糖尿病の血管合併症を血糖、血圧、脂質の総合的治療で予防す
臨床研究(JDOIT3)の結果報告

長野中央病院 心臓病センター長 医師 山本 博昭

2007年から試験開始

我が国の糖尿病の有病者数は1000万人といわれ、人工透析や失明の第1位の原因であり、さらに脳梗塞や心筋梗塞、認知症の背景要因としても極めて重要です。

この糖尿病の血管合併症を、血糖、血圧、脂質の3つを厳格にコントロールすることで30%減らそうという研究が2007年から開始されました。3点につき厳格な治療を行う1300人と、通常治療の1300人を比較して厳格治療で合併症が減るかをみた試験です。当院も全国の81の糖尿病基幹施設に選ばれて約25名の方に参加いただきました。

本年になり研究が終了して、結果が欧州の雑誌に掲載されました。私は2007年に「みんなの医療」で開始案内しましたので結果概略を紹介します。世界的にはこうした研究は既に3つ行われ、動脈硬化予防は10%程度と結論されています。

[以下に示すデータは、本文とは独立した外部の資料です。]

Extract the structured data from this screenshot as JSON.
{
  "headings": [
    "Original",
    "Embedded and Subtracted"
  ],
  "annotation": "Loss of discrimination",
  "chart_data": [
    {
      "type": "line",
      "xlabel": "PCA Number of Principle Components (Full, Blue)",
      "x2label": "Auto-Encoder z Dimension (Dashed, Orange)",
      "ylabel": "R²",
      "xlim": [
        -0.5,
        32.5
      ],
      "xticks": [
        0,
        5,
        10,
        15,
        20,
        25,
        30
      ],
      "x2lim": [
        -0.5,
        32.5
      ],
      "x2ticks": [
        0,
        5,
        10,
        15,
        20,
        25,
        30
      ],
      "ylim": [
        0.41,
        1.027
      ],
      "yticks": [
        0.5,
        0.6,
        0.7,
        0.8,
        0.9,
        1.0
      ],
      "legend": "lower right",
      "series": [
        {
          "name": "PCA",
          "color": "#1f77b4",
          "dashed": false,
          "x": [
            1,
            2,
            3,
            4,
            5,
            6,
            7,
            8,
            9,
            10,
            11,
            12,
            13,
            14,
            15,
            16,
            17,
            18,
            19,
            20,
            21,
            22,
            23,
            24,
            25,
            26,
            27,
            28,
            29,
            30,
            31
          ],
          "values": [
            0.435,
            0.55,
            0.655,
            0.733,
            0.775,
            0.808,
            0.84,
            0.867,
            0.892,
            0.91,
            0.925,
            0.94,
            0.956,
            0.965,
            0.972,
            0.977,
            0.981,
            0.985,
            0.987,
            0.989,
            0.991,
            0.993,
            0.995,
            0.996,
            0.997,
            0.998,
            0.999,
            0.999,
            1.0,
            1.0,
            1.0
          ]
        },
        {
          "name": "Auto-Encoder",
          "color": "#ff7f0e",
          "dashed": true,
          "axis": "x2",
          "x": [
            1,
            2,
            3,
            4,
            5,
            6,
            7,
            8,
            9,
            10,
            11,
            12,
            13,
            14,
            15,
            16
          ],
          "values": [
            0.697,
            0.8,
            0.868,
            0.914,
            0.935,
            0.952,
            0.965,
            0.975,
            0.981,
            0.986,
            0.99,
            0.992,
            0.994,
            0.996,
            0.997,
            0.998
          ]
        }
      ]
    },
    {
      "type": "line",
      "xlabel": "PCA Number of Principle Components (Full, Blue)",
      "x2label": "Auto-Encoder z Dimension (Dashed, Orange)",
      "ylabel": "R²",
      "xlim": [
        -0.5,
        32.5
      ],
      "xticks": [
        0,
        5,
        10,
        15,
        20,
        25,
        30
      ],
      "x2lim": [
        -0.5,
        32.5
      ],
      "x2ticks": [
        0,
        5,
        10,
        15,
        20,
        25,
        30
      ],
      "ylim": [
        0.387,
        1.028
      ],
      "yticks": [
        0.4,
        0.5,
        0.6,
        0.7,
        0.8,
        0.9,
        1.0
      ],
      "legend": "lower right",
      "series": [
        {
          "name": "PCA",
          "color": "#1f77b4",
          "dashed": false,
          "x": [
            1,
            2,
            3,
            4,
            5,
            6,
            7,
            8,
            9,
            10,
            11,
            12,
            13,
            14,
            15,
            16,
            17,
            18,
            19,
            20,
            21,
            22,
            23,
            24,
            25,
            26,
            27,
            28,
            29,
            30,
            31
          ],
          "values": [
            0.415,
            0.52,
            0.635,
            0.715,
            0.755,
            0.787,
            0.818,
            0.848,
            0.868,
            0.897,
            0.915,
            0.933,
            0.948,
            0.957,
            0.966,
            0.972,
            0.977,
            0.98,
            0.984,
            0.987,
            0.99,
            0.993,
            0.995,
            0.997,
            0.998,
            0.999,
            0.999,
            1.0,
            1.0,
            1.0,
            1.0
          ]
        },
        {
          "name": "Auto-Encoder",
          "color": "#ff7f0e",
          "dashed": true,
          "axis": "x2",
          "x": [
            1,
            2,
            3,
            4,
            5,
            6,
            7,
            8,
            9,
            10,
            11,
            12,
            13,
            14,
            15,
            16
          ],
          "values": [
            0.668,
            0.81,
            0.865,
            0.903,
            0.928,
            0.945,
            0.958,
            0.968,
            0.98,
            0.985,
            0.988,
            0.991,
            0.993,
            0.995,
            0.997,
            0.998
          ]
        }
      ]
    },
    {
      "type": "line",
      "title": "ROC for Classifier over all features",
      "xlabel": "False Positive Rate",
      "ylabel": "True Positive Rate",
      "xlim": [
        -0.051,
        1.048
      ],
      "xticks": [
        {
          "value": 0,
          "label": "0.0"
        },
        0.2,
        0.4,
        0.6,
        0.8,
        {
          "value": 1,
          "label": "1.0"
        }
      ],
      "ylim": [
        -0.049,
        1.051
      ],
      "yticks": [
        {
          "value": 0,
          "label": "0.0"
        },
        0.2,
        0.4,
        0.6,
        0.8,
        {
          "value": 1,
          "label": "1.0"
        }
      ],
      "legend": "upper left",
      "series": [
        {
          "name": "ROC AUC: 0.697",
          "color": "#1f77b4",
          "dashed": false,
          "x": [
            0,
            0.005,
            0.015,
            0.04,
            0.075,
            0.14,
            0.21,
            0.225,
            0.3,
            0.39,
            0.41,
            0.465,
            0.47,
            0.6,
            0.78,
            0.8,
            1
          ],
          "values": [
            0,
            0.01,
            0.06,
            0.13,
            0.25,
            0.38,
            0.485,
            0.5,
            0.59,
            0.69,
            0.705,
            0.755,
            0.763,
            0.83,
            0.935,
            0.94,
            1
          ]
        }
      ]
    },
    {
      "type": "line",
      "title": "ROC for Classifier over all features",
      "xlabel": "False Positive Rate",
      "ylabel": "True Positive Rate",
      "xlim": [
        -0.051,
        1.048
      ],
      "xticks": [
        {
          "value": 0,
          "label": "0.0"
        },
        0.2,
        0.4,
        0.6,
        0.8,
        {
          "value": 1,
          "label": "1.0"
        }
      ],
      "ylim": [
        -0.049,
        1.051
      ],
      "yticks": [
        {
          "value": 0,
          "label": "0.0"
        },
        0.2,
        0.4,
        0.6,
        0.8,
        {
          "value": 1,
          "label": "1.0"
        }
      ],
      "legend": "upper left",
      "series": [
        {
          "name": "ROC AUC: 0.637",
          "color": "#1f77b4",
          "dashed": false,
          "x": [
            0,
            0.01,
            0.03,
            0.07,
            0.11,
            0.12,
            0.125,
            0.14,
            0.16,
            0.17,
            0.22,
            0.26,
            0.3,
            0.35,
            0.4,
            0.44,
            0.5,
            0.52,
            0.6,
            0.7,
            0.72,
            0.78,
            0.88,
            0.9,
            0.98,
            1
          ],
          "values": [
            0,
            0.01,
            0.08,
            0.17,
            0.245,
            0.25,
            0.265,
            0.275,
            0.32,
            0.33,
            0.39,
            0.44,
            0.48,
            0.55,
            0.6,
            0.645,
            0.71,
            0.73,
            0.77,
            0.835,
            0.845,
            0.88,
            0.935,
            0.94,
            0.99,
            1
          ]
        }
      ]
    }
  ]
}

また1つの研究では厳格なコントロールのために低血糖が頻発して死亡率が上昇しました。

初期の8年の治療により8年後に大きな差が出る

今回の日本の研究結果は大きくこれらと異なり、以下の3点が示されました。

Ⅰ、丁寧に治療すれば厳格治療群でも低血糖は少ない。
Ⅱ、20年前の研究と比較すると、糖尿病治療は大幅に進歩しており、従来治療群でも脳梗塞や心筋梗塞の発生は半減している。
Ⅲ、今回の厳格治療群では合併症が図のように更に減少しており、特に脳血管合併症が58%も減少している。

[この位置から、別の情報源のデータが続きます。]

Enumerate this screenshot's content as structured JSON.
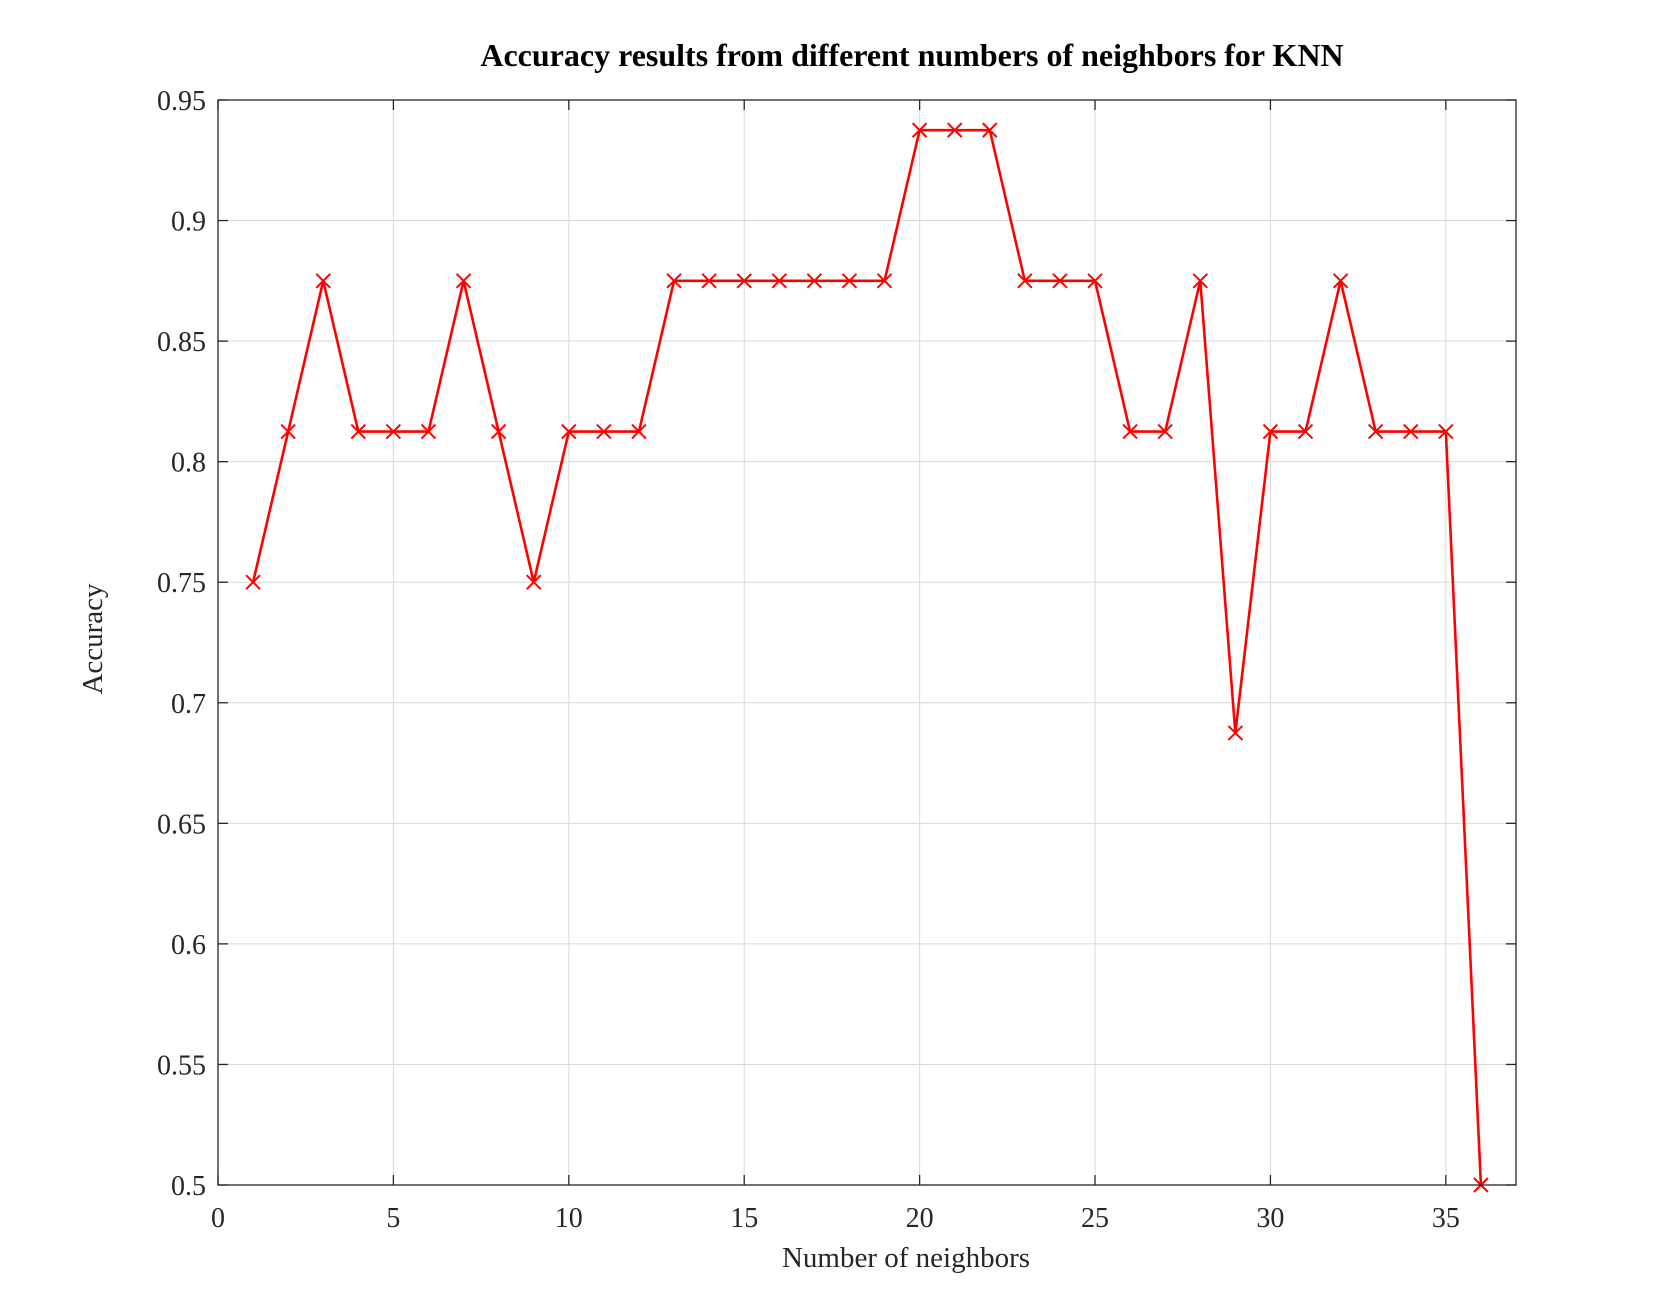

これらの結果は、低血糖に留意しつつ糖尿病初期の8年しっかり治療すれば8年後に大きな差が出ることを示しています。この早期の厳格治療はその後の運命も好転させます。既に英国で行われた研究では、厳格治療した人たちでは研究終了10年後も心筋梗塞や脳卒中の新規発症が少ないことが示されました。遺産効果と呼ばれるものです。すなわち早期にしっかり治療をしておけば、数年後から少々甘くなっても、初めの頑張りの遺産で合併症が大幅減少します。日本のJDOIT3 研究もこの終了後のフォローを行っています。

以上、長い期間の研究でしたが重要な結論が導かれました。参加された皆さまには大変ご努力いただき誠にありがとうございました。